La matière première du capital fictif, ce sont les profits financiers. Puisque la finance ne produit rien en elle-même, ses fruits doivent être prélevés ailleurs. Nous avons identifié trois logiques socioéconomiques sous-jacentes à l’accumulation du capital fictif. Si la logique de restructuration productive associée à l’innovation était suffisamment dynamique, les profits financiers pourraient être soutenus sans infliger de dommages trop importants à la société. Mais, plus le temps passe, plus il apparaît clairement que ce n’est pas le cas. La stabilité financière dépend alors de deux autres ressorts nettement moins reluisants : la dépossession et le parasitisme.

La dépossession prend en particulier la forme des profits politiques associés aux bénéfices que le capital financier tire des interventions publiques. Ces bénéfices sont directs dans le cas des aides au secteur financier, des garanties publiques apportées aux banques et des politiques monétaires non conventionnelles qui viennent soutenir la valeur des titres.

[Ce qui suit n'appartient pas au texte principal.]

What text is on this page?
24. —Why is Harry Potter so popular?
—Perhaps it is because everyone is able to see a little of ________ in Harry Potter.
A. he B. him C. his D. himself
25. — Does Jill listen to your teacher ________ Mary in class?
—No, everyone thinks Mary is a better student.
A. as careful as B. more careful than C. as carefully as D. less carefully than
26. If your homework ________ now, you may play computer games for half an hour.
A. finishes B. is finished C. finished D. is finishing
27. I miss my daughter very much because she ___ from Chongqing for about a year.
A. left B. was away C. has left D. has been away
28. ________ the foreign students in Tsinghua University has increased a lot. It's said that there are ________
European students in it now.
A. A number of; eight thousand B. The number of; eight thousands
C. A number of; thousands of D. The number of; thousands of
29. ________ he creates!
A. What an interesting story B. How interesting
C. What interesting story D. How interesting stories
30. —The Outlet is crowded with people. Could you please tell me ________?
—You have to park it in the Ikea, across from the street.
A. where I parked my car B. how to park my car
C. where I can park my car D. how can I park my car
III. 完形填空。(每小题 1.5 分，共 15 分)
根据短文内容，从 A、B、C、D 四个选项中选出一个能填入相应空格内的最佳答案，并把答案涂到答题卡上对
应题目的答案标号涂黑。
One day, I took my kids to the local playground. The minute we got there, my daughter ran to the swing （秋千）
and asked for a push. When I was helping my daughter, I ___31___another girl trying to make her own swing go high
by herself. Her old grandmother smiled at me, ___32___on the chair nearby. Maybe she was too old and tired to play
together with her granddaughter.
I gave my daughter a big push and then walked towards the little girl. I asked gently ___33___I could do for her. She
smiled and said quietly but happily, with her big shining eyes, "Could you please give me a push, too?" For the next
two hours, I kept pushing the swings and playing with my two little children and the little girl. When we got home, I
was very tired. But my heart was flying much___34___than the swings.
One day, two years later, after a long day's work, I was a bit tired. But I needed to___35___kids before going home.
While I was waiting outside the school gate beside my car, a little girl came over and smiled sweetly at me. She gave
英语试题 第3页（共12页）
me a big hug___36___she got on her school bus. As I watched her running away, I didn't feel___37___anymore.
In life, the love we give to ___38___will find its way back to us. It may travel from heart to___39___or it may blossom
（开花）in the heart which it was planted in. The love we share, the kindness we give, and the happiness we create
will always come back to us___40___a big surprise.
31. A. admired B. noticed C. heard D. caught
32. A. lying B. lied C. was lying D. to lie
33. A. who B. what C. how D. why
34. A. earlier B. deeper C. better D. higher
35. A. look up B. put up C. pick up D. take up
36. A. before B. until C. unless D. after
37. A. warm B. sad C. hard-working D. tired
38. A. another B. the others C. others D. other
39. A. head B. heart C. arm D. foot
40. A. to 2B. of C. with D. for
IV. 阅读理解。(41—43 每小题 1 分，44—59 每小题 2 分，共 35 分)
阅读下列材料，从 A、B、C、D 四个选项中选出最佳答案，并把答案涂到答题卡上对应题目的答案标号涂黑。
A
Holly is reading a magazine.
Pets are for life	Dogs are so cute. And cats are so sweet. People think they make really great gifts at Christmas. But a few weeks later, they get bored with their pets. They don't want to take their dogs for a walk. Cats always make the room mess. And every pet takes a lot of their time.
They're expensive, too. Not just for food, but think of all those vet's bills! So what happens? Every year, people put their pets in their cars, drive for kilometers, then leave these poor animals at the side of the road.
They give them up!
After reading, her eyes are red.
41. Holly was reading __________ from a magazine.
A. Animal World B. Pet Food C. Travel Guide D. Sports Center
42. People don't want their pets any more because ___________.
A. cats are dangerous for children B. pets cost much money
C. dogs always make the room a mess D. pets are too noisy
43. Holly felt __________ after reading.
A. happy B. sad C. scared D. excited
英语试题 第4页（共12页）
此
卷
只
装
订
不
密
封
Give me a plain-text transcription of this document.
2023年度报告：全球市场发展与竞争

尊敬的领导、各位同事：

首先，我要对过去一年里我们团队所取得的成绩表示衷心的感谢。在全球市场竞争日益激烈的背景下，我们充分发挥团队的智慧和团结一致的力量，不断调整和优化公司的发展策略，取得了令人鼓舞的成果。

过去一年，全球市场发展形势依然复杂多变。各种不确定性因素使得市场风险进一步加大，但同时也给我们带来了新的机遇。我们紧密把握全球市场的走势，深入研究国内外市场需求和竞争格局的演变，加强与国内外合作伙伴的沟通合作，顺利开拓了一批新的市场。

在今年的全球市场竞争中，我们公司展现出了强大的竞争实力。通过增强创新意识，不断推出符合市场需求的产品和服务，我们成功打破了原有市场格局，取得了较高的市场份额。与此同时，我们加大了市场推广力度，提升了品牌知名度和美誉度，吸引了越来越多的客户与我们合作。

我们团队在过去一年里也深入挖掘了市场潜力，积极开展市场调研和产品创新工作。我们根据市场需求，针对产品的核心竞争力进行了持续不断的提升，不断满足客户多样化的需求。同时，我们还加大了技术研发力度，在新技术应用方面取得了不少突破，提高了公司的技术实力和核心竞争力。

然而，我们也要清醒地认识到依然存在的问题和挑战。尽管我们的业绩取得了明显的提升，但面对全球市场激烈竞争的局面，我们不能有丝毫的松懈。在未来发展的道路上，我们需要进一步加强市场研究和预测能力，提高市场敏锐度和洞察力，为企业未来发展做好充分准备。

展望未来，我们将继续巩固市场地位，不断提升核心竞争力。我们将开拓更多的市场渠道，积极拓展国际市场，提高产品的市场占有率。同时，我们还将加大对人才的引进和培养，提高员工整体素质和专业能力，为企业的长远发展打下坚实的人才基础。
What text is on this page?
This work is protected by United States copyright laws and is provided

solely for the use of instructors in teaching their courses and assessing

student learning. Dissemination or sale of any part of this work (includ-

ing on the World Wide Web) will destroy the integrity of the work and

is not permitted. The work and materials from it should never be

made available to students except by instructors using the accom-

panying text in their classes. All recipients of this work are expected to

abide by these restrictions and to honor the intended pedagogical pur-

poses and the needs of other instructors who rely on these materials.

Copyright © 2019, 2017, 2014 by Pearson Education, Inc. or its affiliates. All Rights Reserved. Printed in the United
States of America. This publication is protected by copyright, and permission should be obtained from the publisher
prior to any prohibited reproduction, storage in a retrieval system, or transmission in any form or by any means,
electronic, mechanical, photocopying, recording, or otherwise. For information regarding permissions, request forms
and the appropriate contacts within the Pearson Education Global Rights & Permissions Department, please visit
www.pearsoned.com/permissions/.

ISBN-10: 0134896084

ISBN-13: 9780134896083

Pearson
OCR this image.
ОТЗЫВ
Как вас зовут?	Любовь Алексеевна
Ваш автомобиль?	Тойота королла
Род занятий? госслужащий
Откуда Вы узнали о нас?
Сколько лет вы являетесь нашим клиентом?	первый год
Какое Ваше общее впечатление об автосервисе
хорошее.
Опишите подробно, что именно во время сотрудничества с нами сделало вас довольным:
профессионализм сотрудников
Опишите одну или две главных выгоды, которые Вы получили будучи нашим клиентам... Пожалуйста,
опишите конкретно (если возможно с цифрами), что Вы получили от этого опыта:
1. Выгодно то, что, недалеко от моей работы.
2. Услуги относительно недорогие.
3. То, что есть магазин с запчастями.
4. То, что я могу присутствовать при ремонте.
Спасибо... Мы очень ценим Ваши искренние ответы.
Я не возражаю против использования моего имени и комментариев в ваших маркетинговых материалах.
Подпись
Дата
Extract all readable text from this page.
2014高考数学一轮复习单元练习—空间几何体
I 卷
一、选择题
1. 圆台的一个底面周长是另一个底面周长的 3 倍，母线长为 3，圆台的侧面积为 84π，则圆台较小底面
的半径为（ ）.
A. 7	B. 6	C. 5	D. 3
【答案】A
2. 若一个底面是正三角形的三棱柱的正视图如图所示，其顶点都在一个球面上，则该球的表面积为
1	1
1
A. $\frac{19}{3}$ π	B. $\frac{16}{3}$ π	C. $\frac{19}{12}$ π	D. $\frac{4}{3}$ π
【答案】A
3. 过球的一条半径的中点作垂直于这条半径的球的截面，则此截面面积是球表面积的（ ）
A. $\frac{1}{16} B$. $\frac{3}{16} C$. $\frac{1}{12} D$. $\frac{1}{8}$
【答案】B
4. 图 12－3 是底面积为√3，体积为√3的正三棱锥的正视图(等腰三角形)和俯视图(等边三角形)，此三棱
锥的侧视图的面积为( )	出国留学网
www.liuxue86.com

Leur contenu social est opaque : il s’agit, d’une part, d’une charge effective ou latente pour les finances publiques et, d’autre part, d’un élargissement de la puissance monétaire attribuée au secteur financier. Les bénéfices indirects sont plus immédiatement saisissables. Les mesures d’austérité qui dégradent le service public et empiètent sur les droits sociaux visent à garantir la continuité des flux d’intérêts versés par les administrations, tandis que les réformes structurelles ont pour objectif de soutenir la profitabilité des firmes – donc leur capacité à verser des dividendes, des intérêts et à générer des plus-values boursières – en diminuant le prix du travail et en ouvrant de nouveaux espaces à leurs opérations. Les réponses apportées par les gouvernements à la crise expriment précisément la logique de dépossession exigée par la finance souveraine. Pour des millions de personnes, cette dépossession est une catastrophe. Elle ne connaît d’autres limites que celle, politique, de son acceptabilité et ne pourra être mise en échec que par une combativité sociale et une capacité d’initiative des masses populaires qui ont malheureusement été insuffisantes jusqu’à présent.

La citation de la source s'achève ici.